The notion of home has pursued me personally and professionally no matter where I go. I am unsure as to whether it’s an interest of mine, or one that contemporary politics imposes on me. As a teenager, growing up post 9/11, the phrase ‘go back home’ was something I heard often- whether directed at me or not. Since then, I realised that the idea of home for people like me is not just a personal matter, it’s a political one. Home for me is a place where my beliefs, values and identity, and the identity of others is equally respected and valued
Fashion becomes inextricably implicated in constructions and reconstructions of identity: how we represent the contradictions and ourselves in our everyday lives. How has the relationship between clothing, culture and social identity shaped your understanding of yourself?

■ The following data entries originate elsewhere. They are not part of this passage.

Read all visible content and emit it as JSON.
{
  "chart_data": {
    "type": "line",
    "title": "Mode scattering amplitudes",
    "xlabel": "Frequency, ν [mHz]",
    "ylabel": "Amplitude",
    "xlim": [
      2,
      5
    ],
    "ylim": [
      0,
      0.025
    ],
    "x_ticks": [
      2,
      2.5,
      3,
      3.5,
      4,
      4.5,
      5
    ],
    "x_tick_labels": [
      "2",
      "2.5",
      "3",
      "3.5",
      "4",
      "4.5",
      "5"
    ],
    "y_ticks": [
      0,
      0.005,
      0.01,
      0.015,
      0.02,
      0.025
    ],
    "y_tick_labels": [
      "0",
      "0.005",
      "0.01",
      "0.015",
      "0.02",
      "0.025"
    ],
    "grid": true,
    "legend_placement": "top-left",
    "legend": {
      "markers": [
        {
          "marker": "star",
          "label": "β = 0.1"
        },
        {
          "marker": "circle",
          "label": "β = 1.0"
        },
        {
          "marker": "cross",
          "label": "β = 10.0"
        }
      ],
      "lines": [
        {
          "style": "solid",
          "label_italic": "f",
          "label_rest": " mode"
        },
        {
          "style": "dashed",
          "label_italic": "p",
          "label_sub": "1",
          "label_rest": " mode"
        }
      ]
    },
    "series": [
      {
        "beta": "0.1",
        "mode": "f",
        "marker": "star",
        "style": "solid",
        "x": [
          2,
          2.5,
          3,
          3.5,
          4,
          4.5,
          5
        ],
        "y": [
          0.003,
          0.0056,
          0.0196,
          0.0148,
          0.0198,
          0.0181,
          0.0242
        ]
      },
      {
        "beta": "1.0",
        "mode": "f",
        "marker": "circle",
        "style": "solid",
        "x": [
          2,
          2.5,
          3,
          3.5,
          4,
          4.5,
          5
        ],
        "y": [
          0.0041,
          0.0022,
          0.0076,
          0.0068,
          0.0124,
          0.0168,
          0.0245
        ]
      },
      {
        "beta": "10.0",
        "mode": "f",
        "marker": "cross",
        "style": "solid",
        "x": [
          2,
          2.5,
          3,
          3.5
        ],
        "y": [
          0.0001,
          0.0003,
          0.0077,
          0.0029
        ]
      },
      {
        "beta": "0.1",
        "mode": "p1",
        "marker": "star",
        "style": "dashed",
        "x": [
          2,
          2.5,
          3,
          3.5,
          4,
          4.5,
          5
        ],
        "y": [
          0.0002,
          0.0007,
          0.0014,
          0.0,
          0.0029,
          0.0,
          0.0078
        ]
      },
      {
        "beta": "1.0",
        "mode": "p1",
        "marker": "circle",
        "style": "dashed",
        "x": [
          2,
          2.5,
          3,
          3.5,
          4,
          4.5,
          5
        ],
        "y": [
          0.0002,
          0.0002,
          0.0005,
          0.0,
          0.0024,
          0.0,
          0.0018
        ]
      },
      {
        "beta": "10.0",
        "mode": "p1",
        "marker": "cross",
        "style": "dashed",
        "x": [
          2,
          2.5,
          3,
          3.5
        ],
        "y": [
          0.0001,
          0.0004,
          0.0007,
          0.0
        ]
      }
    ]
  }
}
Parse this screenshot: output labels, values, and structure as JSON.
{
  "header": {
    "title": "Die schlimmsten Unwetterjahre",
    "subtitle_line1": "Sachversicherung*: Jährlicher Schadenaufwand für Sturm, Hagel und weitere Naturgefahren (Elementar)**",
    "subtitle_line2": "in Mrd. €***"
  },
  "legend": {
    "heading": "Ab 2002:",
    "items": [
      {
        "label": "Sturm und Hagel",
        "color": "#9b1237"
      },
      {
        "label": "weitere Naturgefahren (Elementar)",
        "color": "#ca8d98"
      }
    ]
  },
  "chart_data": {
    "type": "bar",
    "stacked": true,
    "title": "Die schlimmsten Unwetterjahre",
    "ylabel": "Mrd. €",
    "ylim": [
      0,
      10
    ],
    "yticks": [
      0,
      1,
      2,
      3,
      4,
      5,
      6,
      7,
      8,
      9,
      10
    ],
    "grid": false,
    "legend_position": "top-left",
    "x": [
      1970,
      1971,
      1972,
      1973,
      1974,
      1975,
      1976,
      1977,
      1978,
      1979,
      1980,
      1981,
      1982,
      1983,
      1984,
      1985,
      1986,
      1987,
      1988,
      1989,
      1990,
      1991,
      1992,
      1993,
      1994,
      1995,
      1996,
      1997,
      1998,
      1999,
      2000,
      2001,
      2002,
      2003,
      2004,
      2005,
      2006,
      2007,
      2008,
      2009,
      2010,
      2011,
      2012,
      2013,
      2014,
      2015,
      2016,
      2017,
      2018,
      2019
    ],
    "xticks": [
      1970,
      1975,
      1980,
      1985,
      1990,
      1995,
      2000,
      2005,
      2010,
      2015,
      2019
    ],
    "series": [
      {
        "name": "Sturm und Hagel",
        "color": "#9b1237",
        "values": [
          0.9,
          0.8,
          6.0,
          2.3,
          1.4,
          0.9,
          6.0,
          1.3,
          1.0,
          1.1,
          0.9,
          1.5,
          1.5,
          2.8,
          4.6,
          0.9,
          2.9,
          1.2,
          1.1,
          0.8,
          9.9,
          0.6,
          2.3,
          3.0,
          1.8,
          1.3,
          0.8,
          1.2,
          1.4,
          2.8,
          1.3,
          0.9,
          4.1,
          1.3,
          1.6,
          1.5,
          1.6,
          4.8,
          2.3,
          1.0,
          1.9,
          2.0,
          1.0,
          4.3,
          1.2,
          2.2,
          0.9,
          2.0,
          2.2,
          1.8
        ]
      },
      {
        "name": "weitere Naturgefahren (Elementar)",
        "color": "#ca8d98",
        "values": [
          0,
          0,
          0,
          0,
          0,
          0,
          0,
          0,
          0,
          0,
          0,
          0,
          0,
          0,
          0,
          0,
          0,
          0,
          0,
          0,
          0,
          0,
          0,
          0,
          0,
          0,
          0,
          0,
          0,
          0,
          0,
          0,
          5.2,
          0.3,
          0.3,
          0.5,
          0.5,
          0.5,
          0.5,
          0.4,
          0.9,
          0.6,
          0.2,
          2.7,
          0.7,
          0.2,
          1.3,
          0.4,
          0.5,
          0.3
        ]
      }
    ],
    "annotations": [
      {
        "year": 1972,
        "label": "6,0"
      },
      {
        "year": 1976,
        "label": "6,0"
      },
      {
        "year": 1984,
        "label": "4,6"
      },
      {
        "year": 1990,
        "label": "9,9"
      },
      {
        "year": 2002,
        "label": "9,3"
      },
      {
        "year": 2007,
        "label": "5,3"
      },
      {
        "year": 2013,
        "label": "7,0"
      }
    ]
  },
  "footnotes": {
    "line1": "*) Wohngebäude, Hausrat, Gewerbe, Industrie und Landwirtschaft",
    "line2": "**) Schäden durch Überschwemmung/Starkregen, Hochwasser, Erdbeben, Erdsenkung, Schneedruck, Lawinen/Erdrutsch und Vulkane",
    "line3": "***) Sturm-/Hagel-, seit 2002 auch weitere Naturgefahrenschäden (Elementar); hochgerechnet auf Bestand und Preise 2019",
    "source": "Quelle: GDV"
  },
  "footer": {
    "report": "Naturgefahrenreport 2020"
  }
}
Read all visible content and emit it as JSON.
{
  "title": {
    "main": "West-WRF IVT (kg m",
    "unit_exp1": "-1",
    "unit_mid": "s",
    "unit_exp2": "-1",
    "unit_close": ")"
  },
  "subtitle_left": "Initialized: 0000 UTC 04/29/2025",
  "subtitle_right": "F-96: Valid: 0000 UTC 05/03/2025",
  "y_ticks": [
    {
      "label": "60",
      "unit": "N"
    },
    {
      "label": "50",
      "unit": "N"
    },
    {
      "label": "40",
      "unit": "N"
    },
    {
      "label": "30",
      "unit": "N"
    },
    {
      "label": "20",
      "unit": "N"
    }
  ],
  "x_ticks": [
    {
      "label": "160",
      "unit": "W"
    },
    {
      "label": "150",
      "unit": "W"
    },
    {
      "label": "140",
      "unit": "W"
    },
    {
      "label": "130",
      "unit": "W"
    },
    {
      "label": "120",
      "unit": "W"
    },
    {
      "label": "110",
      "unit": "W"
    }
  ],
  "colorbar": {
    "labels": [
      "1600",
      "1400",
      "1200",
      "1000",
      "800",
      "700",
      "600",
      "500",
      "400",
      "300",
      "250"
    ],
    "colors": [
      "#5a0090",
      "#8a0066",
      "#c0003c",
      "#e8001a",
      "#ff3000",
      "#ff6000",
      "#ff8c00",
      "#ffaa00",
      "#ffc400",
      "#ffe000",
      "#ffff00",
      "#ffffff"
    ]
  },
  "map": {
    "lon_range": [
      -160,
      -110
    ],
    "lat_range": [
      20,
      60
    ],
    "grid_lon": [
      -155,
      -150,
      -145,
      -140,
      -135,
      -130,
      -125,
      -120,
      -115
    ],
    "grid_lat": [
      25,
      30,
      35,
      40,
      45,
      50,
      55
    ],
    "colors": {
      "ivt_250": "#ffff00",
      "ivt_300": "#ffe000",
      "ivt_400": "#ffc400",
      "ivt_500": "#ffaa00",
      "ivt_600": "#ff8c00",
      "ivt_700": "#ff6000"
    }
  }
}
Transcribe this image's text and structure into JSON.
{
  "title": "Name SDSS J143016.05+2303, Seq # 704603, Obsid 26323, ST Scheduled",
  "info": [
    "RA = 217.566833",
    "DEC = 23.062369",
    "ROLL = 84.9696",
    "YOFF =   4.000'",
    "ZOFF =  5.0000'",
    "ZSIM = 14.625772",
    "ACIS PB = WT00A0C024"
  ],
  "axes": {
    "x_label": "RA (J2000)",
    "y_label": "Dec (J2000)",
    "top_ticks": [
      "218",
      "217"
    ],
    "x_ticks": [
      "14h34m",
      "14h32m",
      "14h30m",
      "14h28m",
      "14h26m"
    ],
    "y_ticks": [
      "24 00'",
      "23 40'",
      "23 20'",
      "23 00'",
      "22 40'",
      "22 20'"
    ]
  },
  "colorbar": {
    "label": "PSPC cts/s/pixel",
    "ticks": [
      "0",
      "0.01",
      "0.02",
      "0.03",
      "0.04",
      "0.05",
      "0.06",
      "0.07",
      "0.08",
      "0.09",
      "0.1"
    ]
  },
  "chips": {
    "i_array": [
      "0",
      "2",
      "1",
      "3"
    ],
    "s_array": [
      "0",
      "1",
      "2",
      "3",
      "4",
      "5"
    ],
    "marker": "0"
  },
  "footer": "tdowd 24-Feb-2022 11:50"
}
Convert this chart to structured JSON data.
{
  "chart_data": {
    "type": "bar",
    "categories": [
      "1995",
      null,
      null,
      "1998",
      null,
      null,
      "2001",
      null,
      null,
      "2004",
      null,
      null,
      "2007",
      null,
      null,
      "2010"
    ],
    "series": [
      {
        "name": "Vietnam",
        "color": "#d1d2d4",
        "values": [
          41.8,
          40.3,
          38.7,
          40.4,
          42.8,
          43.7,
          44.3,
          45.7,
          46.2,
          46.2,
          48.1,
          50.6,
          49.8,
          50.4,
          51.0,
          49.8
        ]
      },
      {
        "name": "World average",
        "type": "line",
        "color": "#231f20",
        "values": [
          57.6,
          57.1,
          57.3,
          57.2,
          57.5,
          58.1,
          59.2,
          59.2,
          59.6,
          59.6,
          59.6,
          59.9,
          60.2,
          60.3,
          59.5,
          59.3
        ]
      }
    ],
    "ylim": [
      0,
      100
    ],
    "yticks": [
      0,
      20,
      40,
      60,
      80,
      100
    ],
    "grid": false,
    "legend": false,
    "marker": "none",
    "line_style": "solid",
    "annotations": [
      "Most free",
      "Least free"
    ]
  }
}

I haven’t fully understood how these forces shape me yet. I think there is a resistance in me as I don’t like the idea of being defined by what I wear. My relationship to clothes was shaped by my mother. A compliment from her before any outing would often be proceeded by an extensive lecture on the importance of dressing well, being grateful and ‘to immediately forget about what you’re wearing’ before walking into the room. Focusing your attention on giving people your time, genuine affection and love is what makes people memorable, not their outfits. Regardless of what I am wearing, I’ve always understood that my attention and consideration towards others will always be much more interesting than my clothes. This has always been how I’ve shaped the Third Edit as well.
Being the owner of an online shop, how do you believe your platform can be sustainable in today’s world?
I understand sustainability as intersectional. The fashion industry is an oppressor of both nature and humans. It discriminates against the land, culture, resources and the people it relies on. Near the production facilities that dump chemicals into bodies of water lie the homes of local people who consume that water for household use. As a South Asian, I know this all too well. I cannot disconnect ideas about sustainability from the identity of the people it affects. As a new retailer I am still learning, and it starts with asking a lot of questions and understanding a brand’s values. Being a small family run business works in my favour. I have a curated brand list that understands my values. I offer a limited selection of pieces and I am able to oversee and adapt all aspects of my business personally.
How do you think clothing can bring together cultures, people, textiles and craft?
Clothing and textile traditions connect us to the values, history and norms of a culture. In exploring these traditions, we can see points of familiarity between cultures. Exploring these materials is an opportunity to bring greater understanding, cohesion and dignity for the people that make them. The current fashion system is founded on Western individualism and colonial history. If we move towards considering our clothing as a way to communicate solidarity with another part of the world, our clothes can connect and broaden our understanding of others. Moving us beyond the superficial ideals of personal style.
Can you tell us a bit about some of your favourite brands stocked on the website? How do you make the selection?
All the designers are incredibly dear to me. Each one represents a value that collectively completes the Third Edit. I appreciate Lemaire for its silhouettes, Zohra Rehman for her handmade technique and Koel for their mastery in block printing. As a buyer, I look for brands that understand what I am trying to do and are willing to be a part of a larger cultural shift, one that is inclusive, gentle and sincere.
The Journal section on Third Edit sheds a light on profiles of interesting women in your community, how do you select the profiles you highlight?
I feature people that are relatable and understand what I am trying to do. I look for common ground and many become friends. We connect and share a passion for learning and appreciate clothes beyond their superficial value. I am incredibly indebted to this beautiful community and feel we are growing together.